In mid-December, the national Centers for Disease Control and Prevention said high levels of influenza-like illnesses had been reported in four states, mostly in the south-central and southeastern U.S. That number quickly jumped to 10 and includes states close to Ohio, including Pennsylvania and New York.
Further complicating matters nationally is the ph1N1virus, which emerged in 2009 and is the most widely circulating virus so far this season, causing more illnesses in children and young adults.

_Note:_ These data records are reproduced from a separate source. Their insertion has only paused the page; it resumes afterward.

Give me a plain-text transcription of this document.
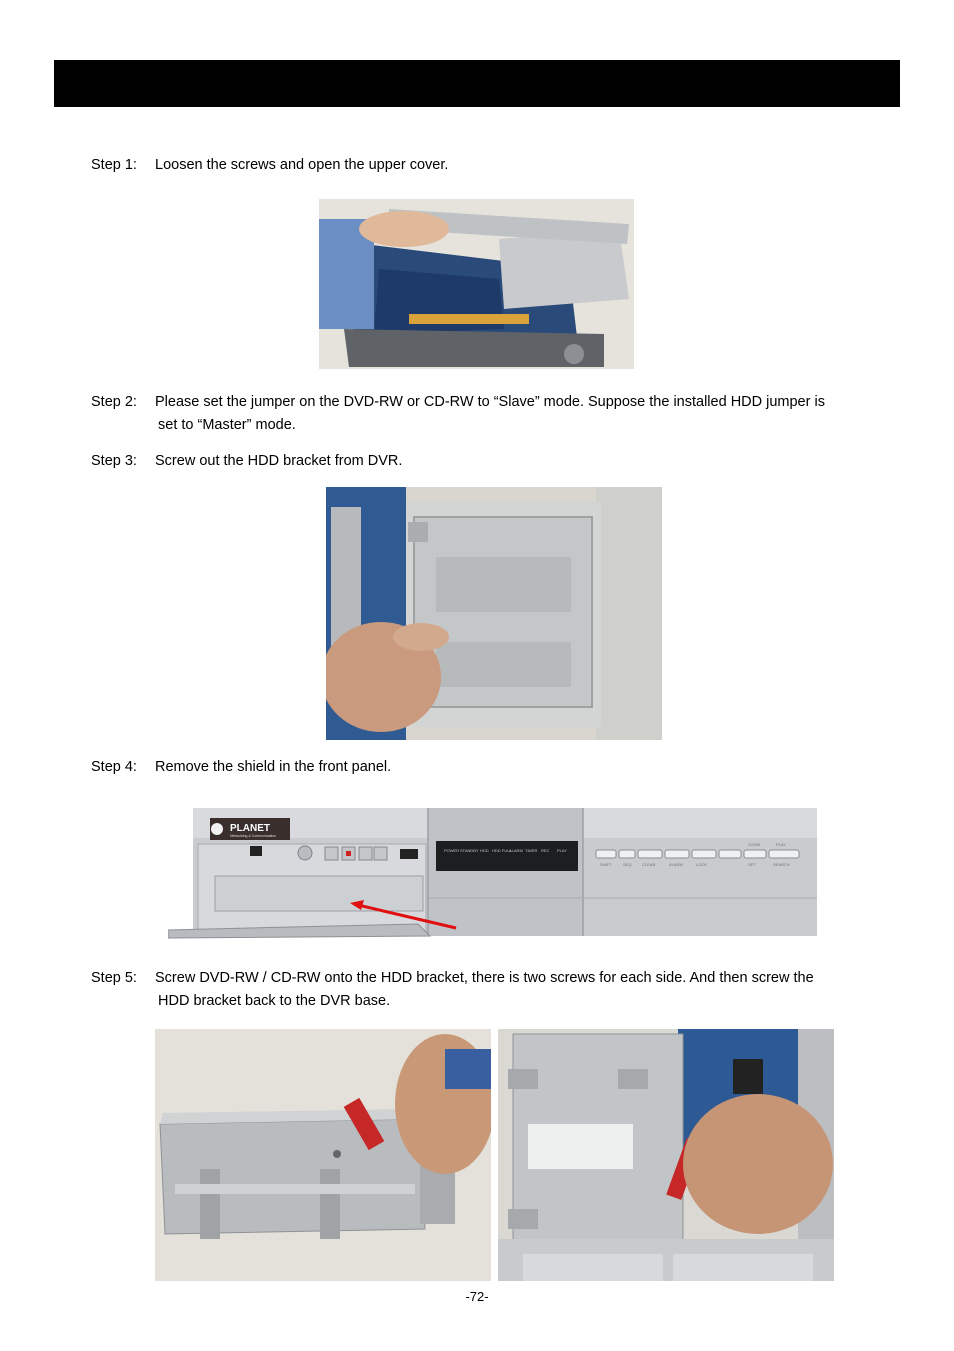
Step 1: Loosen the screws and open the upper cover.
Step 2: Please set the jumper on the DVD-RW or CD-RW to “Slave” mode. Suppose the installed HDD jumper is
set to “Master” mode.
Step 3: Screw out the HDD bracket from DVR.
Step 4: Remove the shield in the front panel.
PLANET
Networking & Communication
POWER STANDBY HDD HDD FULL
ALARM TIMER REC PLAY
ZOOM	PLAY
SHIFT	SEQ	CLEAR	ALARM	LOCK	SET	SEARCH
Step 5: Screw DVD-RW / CD-RW onto the HDD bracket, there is two screws for each side. And then screw the
HDD bracket back to the DVR base.
-72-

The good news is that the latest vaccine protects against both viruses.
"Complications from influenza can be very serious," Public Health Commissioner Dr. Teresa Long said. "Getting your flu shot is the best protection we have against the flu."
It's also that time of year when influenza cases are on the rise, Rodriguez said. The weather is colder, so people spend more time indoors, coupled with holiday revelry and travel.
"It's not unusual," Rodriguez said. "This is the beginning of the flu season. We typically see a spike after Christmas and New Year's."
Other than vaccinations, people can prevent the spread of the virus: Cover your mouth and nose when you sneeze, frequently wash hands, stay home if you're sick and get a flu shot.
It's impossible to predict how the disease will spread, Rodriguez said.
"It changes from week to week," he said.